Sunday, August 15, 2010

New Blog

I'm going to start a spin-off blog about returning to riding. That way I won't bore the non-horse people to death and I won't bore the readers who are returning to riding for another reason to death :-)

Overambitious

It's been quite a week. First our (actually my mom's) horse jumped out of the arena and ran down the road, then, the next day, my dog jumped the fence and ran down the road—luckily he came when I called, then, last night, I discovered why canning pickles is a really bad idea—somehow I dropped the pot of boiling pickle juice, scalded my leg, slipped on the liquid and fell rather dramatically, and somehow jammed my toenail into my toe hard enough to make it bleed. Oh, and finally, about an hour after my parents left for their cottage, I realized that I had never had them drive me to the pharmacy to pick up one of my prescriptions that runs out tomorrow. It's annoying, just when I start to feel confident about my recovery, I am quickly reminded of my limitations—ignorance IS bliss,

Tuesday, August 10, 2010

Failed Resolutions & Reclaiming Dreams

So much for my resolution to post more consistently. Unfortunately, the more interesting my life gets, the less I think to post...

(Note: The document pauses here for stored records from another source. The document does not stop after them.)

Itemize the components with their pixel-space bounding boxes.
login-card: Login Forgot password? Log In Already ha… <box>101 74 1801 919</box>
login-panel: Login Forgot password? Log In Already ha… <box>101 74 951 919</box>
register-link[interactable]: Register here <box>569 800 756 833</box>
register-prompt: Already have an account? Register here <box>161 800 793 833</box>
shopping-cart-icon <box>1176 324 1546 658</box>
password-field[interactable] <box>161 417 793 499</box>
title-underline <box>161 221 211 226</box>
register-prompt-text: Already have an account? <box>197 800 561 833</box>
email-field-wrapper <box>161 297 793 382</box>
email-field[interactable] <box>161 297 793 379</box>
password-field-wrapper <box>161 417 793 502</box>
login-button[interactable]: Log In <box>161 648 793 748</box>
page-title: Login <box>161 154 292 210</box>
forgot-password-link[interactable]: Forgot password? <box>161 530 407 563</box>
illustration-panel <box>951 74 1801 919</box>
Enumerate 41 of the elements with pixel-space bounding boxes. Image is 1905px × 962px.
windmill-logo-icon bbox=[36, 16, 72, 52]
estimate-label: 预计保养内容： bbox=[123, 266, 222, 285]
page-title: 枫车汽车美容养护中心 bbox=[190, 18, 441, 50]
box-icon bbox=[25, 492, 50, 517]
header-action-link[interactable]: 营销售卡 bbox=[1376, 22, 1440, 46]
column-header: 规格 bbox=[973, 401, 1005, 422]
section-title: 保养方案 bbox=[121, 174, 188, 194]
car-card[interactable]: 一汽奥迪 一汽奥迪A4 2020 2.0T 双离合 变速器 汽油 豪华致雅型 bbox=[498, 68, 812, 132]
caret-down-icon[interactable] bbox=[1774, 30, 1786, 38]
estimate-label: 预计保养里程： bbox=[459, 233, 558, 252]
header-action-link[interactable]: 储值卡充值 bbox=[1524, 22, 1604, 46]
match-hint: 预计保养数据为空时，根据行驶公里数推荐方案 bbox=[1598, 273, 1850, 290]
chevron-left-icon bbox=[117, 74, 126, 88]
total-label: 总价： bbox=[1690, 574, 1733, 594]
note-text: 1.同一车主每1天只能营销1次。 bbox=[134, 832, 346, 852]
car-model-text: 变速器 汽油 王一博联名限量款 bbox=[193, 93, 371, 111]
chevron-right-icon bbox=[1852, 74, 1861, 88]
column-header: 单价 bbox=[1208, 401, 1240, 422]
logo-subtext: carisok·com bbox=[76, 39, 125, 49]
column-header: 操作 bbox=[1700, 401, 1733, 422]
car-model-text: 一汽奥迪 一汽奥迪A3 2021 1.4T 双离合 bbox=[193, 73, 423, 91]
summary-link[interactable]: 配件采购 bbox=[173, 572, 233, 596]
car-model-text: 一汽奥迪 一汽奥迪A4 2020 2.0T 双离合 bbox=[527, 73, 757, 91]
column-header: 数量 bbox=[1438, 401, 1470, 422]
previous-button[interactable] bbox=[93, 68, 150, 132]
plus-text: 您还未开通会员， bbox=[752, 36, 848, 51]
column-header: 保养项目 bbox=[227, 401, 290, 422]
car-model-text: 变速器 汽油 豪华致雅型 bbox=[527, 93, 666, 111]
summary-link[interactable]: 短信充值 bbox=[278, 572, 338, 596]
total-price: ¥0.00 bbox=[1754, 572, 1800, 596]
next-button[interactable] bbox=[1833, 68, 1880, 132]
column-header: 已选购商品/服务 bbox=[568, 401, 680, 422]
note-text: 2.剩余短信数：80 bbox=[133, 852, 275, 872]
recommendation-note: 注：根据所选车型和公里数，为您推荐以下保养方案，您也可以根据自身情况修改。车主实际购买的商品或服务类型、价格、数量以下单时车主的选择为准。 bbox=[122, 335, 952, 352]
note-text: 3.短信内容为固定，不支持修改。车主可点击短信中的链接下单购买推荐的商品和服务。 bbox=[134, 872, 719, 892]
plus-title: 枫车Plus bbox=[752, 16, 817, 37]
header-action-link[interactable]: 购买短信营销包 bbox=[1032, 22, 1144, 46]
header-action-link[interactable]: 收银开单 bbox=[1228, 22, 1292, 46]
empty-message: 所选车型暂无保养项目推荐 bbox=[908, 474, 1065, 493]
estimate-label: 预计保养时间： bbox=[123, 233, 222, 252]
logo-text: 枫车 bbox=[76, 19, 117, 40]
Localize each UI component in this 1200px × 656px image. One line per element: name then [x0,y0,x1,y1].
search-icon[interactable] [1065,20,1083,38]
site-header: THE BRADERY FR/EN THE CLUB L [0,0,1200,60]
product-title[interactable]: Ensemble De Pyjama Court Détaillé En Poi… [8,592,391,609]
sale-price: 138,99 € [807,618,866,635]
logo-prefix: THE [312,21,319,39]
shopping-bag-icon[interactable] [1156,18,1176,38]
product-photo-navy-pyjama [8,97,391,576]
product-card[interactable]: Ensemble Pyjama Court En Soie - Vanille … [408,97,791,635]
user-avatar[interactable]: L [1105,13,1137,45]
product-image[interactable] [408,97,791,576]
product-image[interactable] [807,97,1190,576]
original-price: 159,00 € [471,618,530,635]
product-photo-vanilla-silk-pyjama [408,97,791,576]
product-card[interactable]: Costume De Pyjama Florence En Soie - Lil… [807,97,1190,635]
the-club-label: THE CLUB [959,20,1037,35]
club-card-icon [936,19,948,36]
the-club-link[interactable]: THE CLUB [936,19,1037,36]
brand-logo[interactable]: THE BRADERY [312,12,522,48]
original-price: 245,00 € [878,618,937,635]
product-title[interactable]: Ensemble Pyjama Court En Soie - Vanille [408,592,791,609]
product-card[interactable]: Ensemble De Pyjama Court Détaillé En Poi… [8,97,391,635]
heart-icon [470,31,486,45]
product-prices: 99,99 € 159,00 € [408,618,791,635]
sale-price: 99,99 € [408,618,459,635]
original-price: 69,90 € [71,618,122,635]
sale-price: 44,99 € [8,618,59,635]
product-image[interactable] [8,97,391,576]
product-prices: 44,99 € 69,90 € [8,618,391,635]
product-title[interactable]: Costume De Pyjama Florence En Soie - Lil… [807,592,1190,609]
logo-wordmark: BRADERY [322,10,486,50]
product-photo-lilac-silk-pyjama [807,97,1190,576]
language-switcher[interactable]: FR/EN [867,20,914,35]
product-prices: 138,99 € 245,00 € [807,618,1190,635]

Catching up from my last post, I ended up keeping Ella near me. I was so devastated that my parents found a solution. It worked out perfectly! For the last month and a half I've been going out to the barn every Wednesday. At first, I worked with Ella's trainer's horse, then I got brave and started doing stuff with Ella. I haven't tried getting on yet, just grooming and groundwork, but it's done wonders for my progress in general. Returning to something that was such a part of my previous life has caused a drastic improvement in my confidence. My mom takes me and she has been wonderful with helping me maintain my balance when I'm around the horses. Ella has been a dream--part of my confidence has to do with being so comfortable with a horse who made me a bit nervous before the stroke. I can't wait to try sitting on her! At first I felt horrible that my parents had to take over paying for her, but it's given me such a drastic boost in progress, the guilt is mostly overshadowed.

This newfound confidence got me to give up my cane a month ago! Aside from my dog tripping me at the vet, it's been successful. I still need a rail or some sort of wall for going down stairs, and I prefer to walk within grabbing distance of someone, but the progress has been a relief. The PBBV really undermined me, and after moving from a wheelchair with neck support to a regular wheelchair to the walkers to a cane so quickly, it felt like I had been using a cane forever.

Matters have also been improved immensely from going on Provigil. I have enough trouble with fatigue now--I can't figure how I even functioned before it. I've been on 200 mg in the morning for about a month.

So all in all, things are going great! I think I've finally hit the stage of grieving where you are optimistic about the future!